The past year has been filled with low visibility and tremendous challenges for Indian business. Forecasting and planning has never been more difficult. After facing a deep recession, the Indian economy bounced back in Q3 of 2020-21. The recovery, however, has been uneven with the unorganized sector having borne the brunt of the effects of the pandemic. Unfortunately the OECD has now cut its growth projection for India in FY 22 from the 12.6% estimated in March to 9.9% as new waves of infections threaten economic recovery. While India is projected to be the fastest growing G20 economy, it will also be the country furthest away from its pre-crisis GDP trend.
In our Transformer division revenue in the financial year ending March 2021 was down about 35% owing to various issues related to the pandemic. Despite trying conditions we have been able to book some large orders from state electricity boards. This has helped our unexecuted order book to remain at an all time high. The division has worked hard to ensure that enquiry generation during the year has been at the same level as in pre-COVID times. We have made a major breakthrough with the supply of high rating transformers to certain private utilities that have long been targeted. Challenges with collection and the supply chain still abound but we are dealing with them.
In the Motor division, the top line was down about 10%. This itself is an achievement given the prevailing circumstances last year. Building on a strong unexecuted order book, we enhanced capacity utilization and focused on execution. What resulted was some of the best quarters in the history of the motor division. We have commissioned an automatic winding plant that will bolster our quest for continuous quality improvement. Another achievement has been to expand our range of medium voltage motors that have been developed entirely in-house. Increasing prices of raw material pose a big challenge and will put substantial pressure on our margins. This is true for our other divisions as well.
The Projects division has had a tough time booking orders in this environment. We have been focusing on the private sector, but demand has been sluggish with most industrial customers deferring investment at this juncture.
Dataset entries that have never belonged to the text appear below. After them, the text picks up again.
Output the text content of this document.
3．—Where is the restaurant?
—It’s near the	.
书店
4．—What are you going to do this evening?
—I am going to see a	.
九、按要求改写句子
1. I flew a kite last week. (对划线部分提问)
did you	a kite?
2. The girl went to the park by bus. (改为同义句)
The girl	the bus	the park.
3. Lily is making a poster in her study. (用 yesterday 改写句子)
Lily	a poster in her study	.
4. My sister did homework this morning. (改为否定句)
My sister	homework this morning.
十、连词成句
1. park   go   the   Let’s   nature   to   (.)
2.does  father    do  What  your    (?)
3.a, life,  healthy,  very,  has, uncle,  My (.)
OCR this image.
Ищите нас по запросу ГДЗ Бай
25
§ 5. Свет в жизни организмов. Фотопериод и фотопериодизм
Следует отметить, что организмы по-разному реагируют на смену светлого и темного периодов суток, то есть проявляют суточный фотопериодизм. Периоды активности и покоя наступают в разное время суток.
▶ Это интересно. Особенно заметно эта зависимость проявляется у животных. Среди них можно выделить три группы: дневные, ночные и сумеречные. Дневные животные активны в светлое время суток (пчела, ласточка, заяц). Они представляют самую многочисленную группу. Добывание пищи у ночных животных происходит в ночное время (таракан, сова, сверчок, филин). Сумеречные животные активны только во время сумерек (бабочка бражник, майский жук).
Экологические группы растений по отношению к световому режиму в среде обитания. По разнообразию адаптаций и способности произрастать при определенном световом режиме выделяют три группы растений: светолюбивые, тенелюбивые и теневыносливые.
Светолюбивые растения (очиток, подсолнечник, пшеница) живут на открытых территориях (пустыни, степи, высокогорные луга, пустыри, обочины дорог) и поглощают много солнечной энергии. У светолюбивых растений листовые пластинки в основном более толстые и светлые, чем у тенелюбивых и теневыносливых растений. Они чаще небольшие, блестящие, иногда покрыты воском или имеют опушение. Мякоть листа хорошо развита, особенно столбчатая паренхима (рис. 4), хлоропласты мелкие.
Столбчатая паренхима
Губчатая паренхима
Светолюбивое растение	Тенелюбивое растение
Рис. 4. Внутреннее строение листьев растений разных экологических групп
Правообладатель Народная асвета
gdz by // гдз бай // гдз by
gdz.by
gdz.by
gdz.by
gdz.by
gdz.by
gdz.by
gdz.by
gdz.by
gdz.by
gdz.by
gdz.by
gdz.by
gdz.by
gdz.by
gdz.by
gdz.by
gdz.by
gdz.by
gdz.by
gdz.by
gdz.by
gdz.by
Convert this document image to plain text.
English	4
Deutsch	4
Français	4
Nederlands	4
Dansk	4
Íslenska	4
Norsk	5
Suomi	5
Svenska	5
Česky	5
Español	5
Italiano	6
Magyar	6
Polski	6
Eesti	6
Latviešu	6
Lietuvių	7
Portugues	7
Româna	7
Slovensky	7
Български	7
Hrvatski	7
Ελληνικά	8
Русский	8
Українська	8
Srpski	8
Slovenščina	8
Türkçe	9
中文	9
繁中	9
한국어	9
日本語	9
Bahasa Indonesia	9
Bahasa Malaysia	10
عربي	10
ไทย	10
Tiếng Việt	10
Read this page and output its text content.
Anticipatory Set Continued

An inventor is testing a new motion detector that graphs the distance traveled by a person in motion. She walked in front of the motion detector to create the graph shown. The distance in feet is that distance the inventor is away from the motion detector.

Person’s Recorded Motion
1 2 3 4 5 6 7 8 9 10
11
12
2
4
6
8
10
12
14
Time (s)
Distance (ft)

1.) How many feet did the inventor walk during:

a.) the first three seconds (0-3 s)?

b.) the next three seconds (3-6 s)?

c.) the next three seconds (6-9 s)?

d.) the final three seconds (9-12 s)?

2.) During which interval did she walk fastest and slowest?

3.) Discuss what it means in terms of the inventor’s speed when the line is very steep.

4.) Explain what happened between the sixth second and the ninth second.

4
The division has been working towards widening the funnel through which we screen potential orders. In spite of tough conditions the orders under execution were completed on time and within budget.
Our Drives and Automation division was able to clock 8% year on year growth. Focus on new customer acquisition, and new application development, have helped us achieve these results. We have made good progress in selling the package of the drive along with our servo motor. The response from the market has been very encouraging.
The Magnet Technology Machines division has done well to see a marginal increase in its top-line in spite of the extremely tough business climate. This was due to the fact that we were able to execute all our export orders throughout the pandemic. Given the positive response to our products from the market, we will be expanding our manufacturing capacity shortly.
History has shown that a post-pandemic period is usually followed by a boom. People spend more and take increased risks. The IMF has projected that the world economy will grow by 6% in FY 22. It has forecasted that the USA will grow at 6.4%. For the USA, that is about 3% faster than its pre-pandemic growth rate. The situation seems to be so unfamiliar that economists are turning to history for what will happen next. IMF Chief Economist Gita Gopinath recently said, “Even with high uncertainty about the path of the pandemic, a way out of this health and economic crisis is increasingly visible”. Let us hope this is the case.
In India, the uncertainty created by the pandemic lingers. Supply chain, inflation, and labor issues persist. Inflation in raw materials prices is becoming a major impediment across sectors. It will be speculation to predict which way things will go in the short run. Our government has recently taken the important step of proposing amendments to the Fiscal Responsibility and Budget Management Act 2003. It shows positive fiscal intent and that the government is ready to allow the fiscal deficit to slide. A number of other steps to reduce the revenue deficit have also been proposed. The issue is now execution and we will need to see whether the government delivers. As always we remain hopeful and look to the future.